Petroleum Reservoir Geo-mechanics
1. To what extent, whether the common assumption of principal stress falling in the vertical plane - with other two stresses falling in the horizontal plane – would remain to be justified - in a reservoir - that has undergone – ‘strong structural deformation’ such as folding/salt-diapirism?
Feasible to capture ‘stress arching’ (non-homogeneous stress distributions) in such circumstances?
Do we still require a relatively complex tectonic fabric and stress history analysis (folds, lateral deformation history, faults) in order to determine the principal stress directions and their relative magnitudes?
OR
ML/AI has a role to play with in deducing the magnitude and directions of stresses?
OR
Do we have a well-developed ‘stress measurement methods’ that could be used repeatedly during ‘reservoir development’?
OR
Whether the deconvolution of changes in velocities and amplitudes over time in cases with changes in pressure or temperature – have really been useful – so far – in ‘successfully’ estimating stress changes or fabric changes (dilation and de-cementation) – towards calibrating THM models?
2. Although, reservoirs such as ‘North Sea Chalk’ and ‘California Diatomite’ with high-porosity materials; and ‘rocks such as intensely fractured granites or vesicular basalts’ – represent only a small fraction of world’s petroleum resources; whether ‘reservoir geo-mechanics’ is given due weightage - ‘every time, explicitly’ - during characterization
(apart from the focus on stress evolution; sand production management; hydraulic fracturing; borehole stability; casing shear; subsidence; & thermal stimulation – involving THMC coupling)

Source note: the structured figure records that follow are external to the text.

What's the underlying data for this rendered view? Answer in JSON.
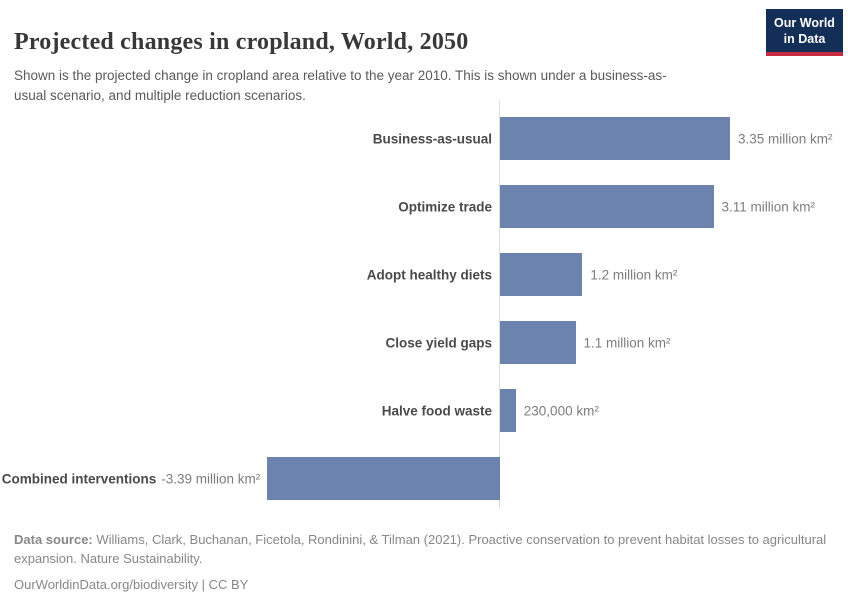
{
  "header": {
    "title": "Projected changes in cropland, World, 2050",
    "subtitle": "Shown is the projected change in cropland area relative to the year 2010. This is shown under a business-as-usual scenario, and multiple reduction scenarios."
  },
  "logo": {
    "line1": "Our World",
    "line2": "in Data",
    "background_color": "#132e57",
    "stripe_color": "#c92a41"
  },
  "chart_data": {
    "type": "bar",
    "orientation": "horizontal",
    "title": "Projected changes in cropland, World, 2050",
    "unit": "million km²",
    "bar_color": "#6c84ad",
    "axis_color": "#dddddd",
    "xlim_million_km2": [
      -3.39,
      3.35
    ],
    "zero_line": true,
    "grid": false,
    "legend": "none",
    "categories": [
      "Business-as-usual",
      "Optimize trade",
      "Adopt healthy diets",
      "Close yield gaps",
      "Halve food waste",
      "Combined interventions"
    ],
    "values": [
      3.35,
      3.11,
      1.2,
      1.1,
      0.23,
      -3.39
    ],
    "rows": [
      {
        "label": "Business-as-usual",
        "value": 3.35,
        "value_label": "3.35 million km²"
      },
      {
        "label": "Optimize trade",
        "value": 3.11,
        "value_label": "3.11 million km²"
      },
      {
        "label": "Adopt healthy diets",
        "value": 1.2,
        "value_label": "1.2 million km²"
      },
      {
        "label": "Close yield gaps",
        "value": 1.1,
        "value_label": "1.1 million km²"
      },
      {
        "label": "Halve food waste",
        "value": 0.23,
        "value_label": "230,000 km²"
      },
      {
        "label": "Combined interventions",
        "value": -3.39,
        "value_label": "-3.39 million km²"
      }
    ]
  },
  "footer": {
    "source_label": "Data source:",
    "source_text": " Williams, Clark, Buchanan, Ficetola, Rondinini, & Tilman (2021). Proactive conservation to prevent habitat losses to agricultural expansion. Nature Sustainability.",
    "link_line": "OurWorldinData.org/biodiversity | CC BY"
  }
}
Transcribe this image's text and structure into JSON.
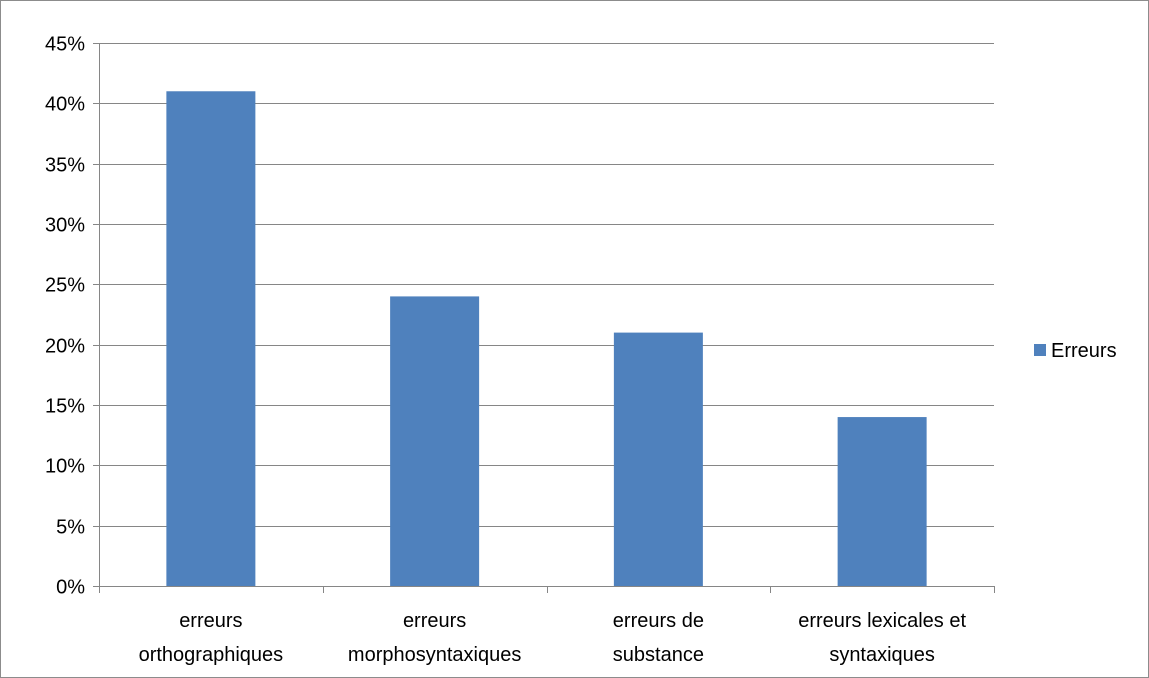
{
  "chart_data": {
    "type": "bar",
    "categories": [
      [
        "erreurs",
        "orthographiques"
      ],
      [
        "erreurs",
        "morphosyntaxiques"
      ],
      [
        "erreurs de",
        "substance"
      ],
      [
        "erreurs lexicales et",
        "syntaxiques"
      ]
    ],
    "series": [
      {
        "name": "Erreurs",
        "values": [
          0.41,
          0.24,
          0.21,
          0.14
        ],
        "color": "#4f81bd"
      }
    ],
    "ylim": [
      0,
      0.45
    ],
    "y_tick_step": 0.05,
    "y_tick_format": "percent",
    "y_ticks": [
      "0%",
      "5%",
      "10%",
      "15%",
      "20%",
      "25%",
      "30%",
      "35%",
      "40%",
      "45%"
    ],
    "grid": true,
    "legend_position": "right",
    "title": "",
    "xlabel": "",
    "ylabel": ""
  }
}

of either ‘unconsolidated sandstones’; or, ‘naturally fractured carbonate reservoirs’, which correspond to over 70% of world’s liquid petroleum reservoirs (including conventional oil), which essentially remain associated with
(a) viscous or immobile oils;
(b) higher temperatures, pressures and depth; and
(c) ‘reservoir materials that are weak, intensely fractured, or highly compressible’?

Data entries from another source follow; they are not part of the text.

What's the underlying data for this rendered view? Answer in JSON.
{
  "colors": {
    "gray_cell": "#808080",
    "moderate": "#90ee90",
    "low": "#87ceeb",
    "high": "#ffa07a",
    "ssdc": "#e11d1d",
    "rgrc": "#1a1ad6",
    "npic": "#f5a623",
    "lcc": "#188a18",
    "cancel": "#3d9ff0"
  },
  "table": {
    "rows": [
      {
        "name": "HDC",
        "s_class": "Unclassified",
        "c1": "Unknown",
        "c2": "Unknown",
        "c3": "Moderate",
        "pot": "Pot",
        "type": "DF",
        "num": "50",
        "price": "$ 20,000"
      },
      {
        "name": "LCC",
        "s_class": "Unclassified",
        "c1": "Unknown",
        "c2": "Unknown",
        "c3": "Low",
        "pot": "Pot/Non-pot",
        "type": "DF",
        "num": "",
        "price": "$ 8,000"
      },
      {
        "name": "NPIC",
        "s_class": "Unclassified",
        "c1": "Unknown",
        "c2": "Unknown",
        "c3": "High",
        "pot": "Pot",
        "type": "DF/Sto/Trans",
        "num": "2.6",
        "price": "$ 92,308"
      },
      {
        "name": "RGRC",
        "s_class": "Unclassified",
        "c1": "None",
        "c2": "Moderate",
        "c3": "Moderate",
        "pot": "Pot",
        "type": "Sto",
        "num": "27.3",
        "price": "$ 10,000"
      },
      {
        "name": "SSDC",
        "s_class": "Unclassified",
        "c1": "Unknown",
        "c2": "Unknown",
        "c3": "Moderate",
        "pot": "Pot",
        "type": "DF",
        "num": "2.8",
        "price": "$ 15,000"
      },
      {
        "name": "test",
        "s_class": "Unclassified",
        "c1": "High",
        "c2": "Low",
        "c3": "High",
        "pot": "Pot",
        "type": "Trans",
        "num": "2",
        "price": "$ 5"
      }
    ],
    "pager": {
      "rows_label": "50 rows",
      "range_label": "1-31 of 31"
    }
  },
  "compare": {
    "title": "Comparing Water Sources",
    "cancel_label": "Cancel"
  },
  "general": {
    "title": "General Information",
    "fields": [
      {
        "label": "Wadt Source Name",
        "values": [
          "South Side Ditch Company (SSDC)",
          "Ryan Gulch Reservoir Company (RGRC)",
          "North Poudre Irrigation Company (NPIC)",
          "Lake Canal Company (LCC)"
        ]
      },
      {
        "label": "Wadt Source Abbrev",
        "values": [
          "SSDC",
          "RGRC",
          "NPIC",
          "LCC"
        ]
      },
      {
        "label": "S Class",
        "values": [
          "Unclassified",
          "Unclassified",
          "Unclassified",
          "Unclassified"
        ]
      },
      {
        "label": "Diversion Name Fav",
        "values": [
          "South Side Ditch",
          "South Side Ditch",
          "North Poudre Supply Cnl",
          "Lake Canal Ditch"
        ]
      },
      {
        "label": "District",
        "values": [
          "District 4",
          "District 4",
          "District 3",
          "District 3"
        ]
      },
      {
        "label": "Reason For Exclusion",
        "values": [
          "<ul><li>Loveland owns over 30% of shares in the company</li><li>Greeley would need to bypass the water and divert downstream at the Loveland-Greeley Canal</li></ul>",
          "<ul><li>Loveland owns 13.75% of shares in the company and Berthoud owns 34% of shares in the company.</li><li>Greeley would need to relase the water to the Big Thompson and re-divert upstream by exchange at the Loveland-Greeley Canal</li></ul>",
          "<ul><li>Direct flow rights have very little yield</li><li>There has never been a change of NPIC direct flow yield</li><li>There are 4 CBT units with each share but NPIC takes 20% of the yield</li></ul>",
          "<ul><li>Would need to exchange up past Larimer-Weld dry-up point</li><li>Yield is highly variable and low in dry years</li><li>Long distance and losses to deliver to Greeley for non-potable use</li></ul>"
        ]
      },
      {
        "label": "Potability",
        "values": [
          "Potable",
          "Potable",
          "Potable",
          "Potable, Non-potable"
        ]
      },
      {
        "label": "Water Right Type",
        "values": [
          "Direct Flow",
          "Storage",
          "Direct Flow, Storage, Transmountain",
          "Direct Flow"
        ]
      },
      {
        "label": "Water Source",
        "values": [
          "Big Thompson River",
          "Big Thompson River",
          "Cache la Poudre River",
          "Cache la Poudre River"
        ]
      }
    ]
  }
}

3. To what extent, the “passive or indirect” inference of ‘scalar state properties’ (pressure, temperature, porosity); and ‘material properties’ (transport properties, strength & deformability) using correlations to ‘strain wave properties’; ‘geophysical log responses’; ‘index tests’; and ‘responses to in-situ flow or fracture tests’ – as against the direct ‘in-situ measurements’ or ‘core measurements’ – really dilute the geo-mechanical behavior of a petroleum reservoir?

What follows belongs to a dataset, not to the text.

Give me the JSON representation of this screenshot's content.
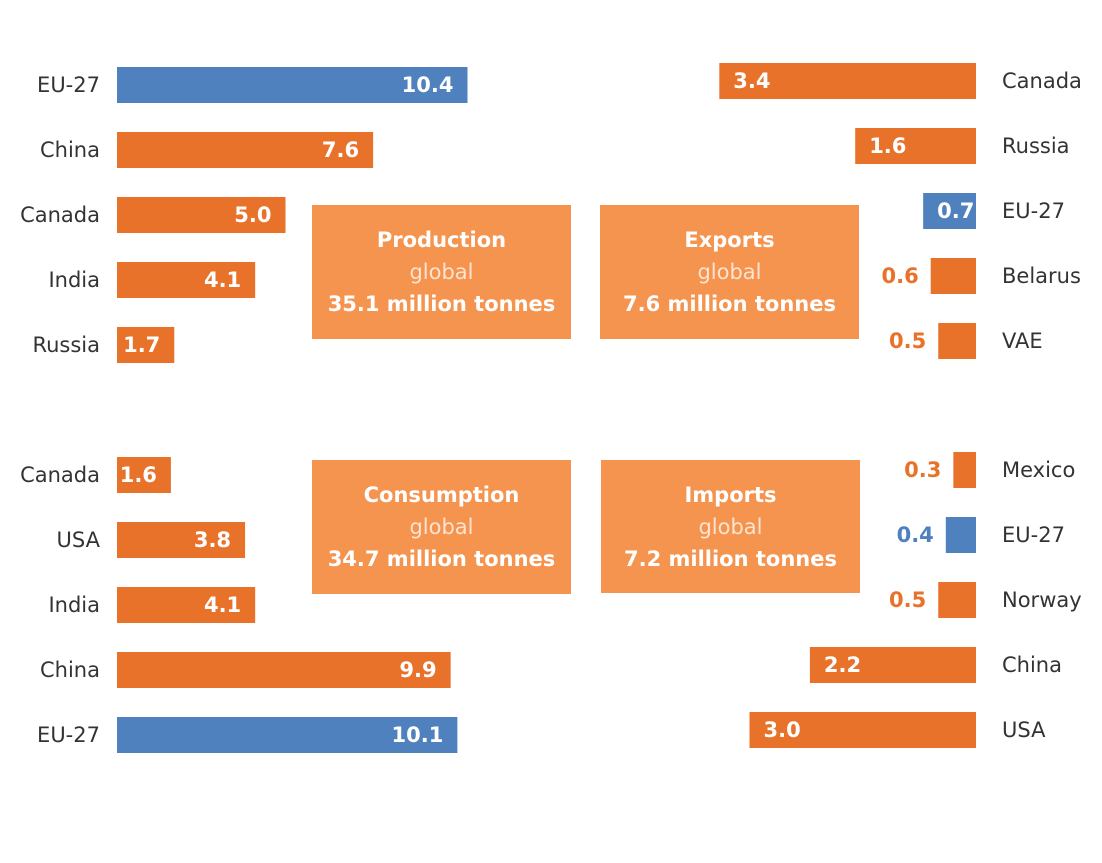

4. While coring a specimen from increased depths (3 – 5 km) and stresses (40 – 70 MPa), there will be unavoidable micro-damage resulting from differential strains either @ grain- or @ crystal-scale, which damage the core ‘irreversibly’ and subsequently affecting the mechanical properties.
Is there an improved way to address the quality of core sample considering the issues of heterogeneity, scale and representativeness?